Deliller; dava dilekçesi,cevap dilekçesi, eksper raporu, bilirkişi raporu,ZMSS ve tüm dosya kapsamı
DELİLLERİN DEĞERLENDİRİLMESİ VE GEREKÇE
Dava, trafik kazası nedeniyle meydana gelen hasarın sürücü, işleten ve sigorta şirketinden tahsili istemine ilişkindir.
Mahkemece 09/03/2020 tarihli … E … K sayılı ilamı davanın kısmen kabulüne dair verilen kararın İstanbul BAM …. E … K sayılı ilamı ile kısa karar ile gerekçeli karar arasında çelişki bulunması nedeniyle kararın kaldırılmasına karar verildiği anlaşılmıştır.
Davacı tarafından hasar tazminatı, araç mahrumiyet tazminatı, değer kaybı tazminatı ve ekspertiz ücretinin yargılama gideri olarak davalılara yüklenmesi talep edilmiştir.
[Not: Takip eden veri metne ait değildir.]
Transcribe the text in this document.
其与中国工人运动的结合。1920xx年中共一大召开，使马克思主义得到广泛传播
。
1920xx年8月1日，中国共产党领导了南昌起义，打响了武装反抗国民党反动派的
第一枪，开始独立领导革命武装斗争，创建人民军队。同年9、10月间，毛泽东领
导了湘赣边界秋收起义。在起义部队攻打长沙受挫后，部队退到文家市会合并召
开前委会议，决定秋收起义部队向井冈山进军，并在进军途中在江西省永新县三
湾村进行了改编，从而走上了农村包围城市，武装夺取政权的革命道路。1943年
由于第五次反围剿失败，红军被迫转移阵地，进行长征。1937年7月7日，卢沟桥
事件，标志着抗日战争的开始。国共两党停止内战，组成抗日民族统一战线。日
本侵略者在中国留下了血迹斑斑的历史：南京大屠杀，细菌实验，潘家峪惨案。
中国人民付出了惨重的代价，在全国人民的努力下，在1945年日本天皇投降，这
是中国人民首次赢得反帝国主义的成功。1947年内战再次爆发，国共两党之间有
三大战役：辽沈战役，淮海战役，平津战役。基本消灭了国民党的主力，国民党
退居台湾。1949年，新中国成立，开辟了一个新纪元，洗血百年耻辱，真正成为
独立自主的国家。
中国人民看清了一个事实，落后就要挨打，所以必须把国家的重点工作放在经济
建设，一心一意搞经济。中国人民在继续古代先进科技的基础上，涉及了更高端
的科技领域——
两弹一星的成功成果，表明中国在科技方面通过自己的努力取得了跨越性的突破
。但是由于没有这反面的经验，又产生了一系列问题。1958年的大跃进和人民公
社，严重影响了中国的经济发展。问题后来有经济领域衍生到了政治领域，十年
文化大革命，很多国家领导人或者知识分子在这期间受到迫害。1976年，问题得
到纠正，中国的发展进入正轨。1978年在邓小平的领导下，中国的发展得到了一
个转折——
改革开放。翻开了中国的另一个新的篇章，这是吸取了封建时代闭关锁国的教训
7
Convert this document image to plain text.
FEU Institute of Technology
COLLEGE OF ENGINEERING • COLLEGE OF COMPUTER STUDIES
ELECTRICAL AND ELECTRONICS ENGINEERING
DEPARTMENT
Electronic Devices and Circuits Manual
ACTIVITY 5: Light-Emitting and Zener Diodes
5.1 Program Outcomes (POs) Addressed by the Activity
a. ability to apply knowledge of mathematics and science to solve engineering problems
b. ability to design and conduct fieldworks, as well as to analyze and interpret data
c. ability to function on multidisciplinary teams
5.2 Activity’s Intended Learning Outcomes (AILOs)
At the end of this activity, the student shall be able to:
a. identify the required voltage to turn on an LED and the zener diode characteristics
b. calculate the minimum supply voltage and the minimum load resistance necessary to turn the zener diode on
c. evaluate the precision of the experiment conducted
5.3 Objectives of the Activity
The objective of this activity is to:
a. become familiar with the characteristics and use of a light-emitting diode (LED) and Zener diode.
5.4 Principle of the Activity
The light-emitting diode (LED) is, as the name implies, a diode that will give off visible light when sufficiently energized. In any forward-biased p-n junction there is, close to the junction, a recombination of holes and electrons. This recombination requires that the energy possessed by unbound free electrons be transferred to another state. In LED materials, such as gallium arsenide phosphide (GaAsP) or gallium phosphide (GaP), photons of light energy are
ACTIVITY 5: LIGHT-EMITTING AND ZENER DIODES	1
Davacının …. Almanya plakalı aracın maliki olduğu, kazanın diğer tarafları olan davalı …’nin … plakalı aracın maliki/işleteni, diğer davalı …’nin bu aracın sürücüsü ve yine davalı … Sigorta A.Ş.’nin bu aracın zorunlu mali mesuliyet poliçesini yapan sigortacı şirket olduğu, Türk Ticaret Kanunu, Türk Borçlar Kanunu ve Karayolları Ticaret Kanunu hükümlerine göre davacının kaza nedeni ile oluşan araç hasarı ve değer kaybından tüm davalıların davalı sürücünün kusuru oranında müştereken ve müteselsilen sorumlu bulundukları, mahrumiyet bedelinden ise sigorta şirketinin sorumluluğu bulunmadığı ve mahrumiyet bedelinden diğer iki davalının müştereken ve müteselsilen sorumlu bulundukları, ekspertiz ücretinin yargılama gideri olarak kabulünün mümkün olmadığı kanaatine varılmıştır.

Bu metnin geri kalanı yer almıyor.